Cross Balance

bullet1 Four Biblical leaders


Tim LaHaye, in his book,
emphasises how the key to becoming more Christ-like
is to allow the Holy Spirit to keep on filling us,
overcoming the weaknesses of our temperaments
and building on the strengths.
He gives examples of each temperament – in his words:  

“The apostle Peter is a good example of a Spirit-filled sanguine.
After the day of Pentecost, Peter used his lips to preach Jesus Christ in power.
There was an apparent consistency  and control in Peter’s life from that point on,
and absolutely no self-seeking tendencies.
He was still a leader,
but his conduct in Acts 4 shows a Spirit-dominated restraint foreign to his nature.
His life was used greatly to glorify Christ because he was spirit-filled.
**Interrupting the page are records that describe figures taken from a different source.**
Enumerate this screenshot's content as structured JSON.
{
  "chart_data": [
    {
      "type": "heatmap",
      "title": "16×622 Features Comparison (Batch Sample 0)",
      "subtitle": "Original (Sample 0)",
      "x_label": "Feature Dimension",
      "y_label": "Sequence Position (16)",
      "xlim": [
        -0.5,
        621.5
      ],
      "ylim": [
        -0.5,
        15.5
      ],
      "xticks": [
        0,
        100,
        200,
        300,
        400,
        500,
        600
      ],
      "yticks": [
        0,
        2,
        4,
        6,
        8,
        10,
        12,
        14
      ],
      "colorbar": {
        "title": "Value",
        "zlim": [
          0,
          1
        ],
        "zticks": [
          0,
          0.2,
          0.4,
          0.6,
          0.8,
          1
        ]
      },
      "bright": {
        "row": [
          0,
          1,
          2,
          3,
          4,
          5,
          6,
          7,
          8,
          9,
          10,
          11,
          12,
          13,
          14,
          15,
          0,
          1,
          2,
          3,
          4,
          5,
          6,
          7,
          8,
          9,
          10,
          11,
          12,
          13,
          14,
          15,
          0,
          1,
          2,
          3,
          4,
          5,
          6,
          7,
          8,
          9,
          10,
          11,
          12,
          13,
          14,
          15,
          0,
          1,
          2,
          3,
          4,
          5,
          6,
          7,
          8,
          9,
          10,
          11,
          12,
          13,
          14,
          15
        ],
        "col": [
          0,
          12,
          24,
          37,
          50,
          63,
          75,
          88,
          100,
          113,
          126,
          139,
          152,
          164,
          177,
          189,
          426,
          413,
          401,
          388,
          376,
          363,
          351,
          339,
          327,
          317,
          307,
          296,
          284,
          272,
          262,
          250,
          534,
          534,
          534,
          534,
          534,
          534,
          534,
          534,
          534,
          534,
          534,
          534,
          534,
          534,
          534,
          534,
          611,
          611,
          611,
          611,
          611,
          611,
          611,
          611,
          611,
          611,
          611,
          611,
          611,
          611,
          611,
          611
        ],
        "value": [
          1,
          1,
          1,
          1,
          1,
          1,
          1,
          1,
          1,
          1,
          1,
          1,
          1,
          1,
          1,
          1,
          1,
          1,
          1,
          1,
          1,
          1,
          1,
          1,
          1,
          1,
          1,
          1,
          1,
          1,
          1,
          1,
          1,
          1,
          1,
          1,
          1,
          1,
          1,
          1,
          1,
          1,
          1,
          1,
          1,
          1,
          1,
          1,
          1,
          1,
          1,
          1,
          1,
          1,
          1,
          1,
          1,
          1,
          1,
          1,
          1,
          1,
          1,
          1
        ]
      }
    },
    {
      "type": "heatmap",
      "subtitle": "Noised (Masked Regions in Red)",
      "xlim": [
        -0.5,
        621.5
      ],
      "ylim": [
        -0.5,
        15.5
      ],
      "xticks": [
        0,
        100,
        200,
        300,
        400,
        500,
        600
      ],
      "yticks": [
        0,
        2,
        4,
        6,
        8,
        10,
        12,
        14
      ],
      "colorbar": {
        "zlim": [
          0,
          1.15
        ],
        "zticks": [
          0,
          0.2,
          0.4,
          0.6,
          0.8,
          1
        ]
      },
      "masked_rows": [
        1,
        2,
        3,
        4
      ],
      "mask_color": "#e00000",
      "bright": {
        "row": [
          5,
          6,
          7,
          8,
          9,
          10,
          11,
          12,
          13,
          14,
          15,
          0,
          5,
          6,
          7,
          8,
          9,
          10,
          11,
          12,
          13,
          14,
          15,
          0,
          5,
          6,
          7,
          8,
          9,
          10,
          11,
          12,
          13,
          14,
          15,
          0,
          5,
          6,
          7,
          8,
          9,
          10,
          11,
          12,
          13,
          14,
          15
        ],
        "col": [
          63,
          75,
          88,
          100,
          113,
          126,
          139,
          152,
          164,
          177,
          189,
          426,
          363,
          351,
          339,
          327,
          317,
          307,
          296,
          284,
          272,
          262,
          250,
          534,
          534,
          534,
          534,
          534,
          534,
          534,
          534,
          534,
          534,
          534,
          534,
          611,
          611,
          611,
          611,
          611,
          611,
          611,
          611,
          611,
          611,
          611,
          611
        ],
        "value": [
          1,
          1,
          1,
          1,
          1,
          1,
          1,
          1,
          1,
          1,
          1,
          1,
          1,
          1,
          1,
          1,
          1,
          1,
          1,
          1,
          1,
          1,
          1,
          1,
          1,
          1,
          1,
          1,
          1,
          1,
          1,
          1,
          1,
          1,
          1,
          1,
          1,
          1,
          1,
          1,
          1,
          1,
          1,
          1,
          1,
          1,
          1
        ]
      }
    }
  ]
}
“The Apostle Paul is probably the best illustration
 of a Spirit-filled choleric to be found in the Bible.
We first see him in Acts 8
‘consenting’ to the murder of the first Christian martyr, Stephen.
In chapter 9 we find him
‘….breathing out threatenings and slaughter against the disciple of the Lord’.
If ever there was a description of a raw choleric, this is it.
Yet Bible students are thrilled to find this man so dynamically transformed
 that the very study of his post-conversion conduct has been used by God
to lead many to acknowledge the supernatural power of Jesus Christ
as the only explanation of his behaviour.

“The Apostle Thomas is a good New Testament example
of what God can do with a Spirit-filled melancholy temperament.
He is known as the doubting disciple because of his famous statement,
‘Except I shall see in his hands the print of the nails,
and put my finger into his side,
I will not believe’
(John 20:25)
That is blatant unbelief induced by Thomas’ doubts.
Blatant because the words were spoken
in spite of  the Lord’s
oft-repeated promise to rise again
and the ten disciples’ assurance ‘that we have seen the Lord’….
Humanly such a man was doomed to failure
but such was not the case with Thomas.

After being filled with the Spirit,
Thomas went out to serve the Lord faithfully…
and was led of the Spirit to India where he braved all kinds of dangers
and preached Christ in power (and was eventually martyred).

“A good Bible illustration of the work of the Holy Spirit
in the life of a phlegmatic
is easy-going, good-natured
Abraham.
This great patriarch was dominated most of his life by fear.
In fact, twice in his life he was so selfishly fearful
that he denied his wife and tried to palm her off as his sister.
She was such a beautiful woman
that he thought Pharoah and later Abimelech would kill him to marry her.
This cowardly man was later transformed so much by the gift of faith
it was said of him:
‘Abraham believed God, and it was accounted to him for righteousness’.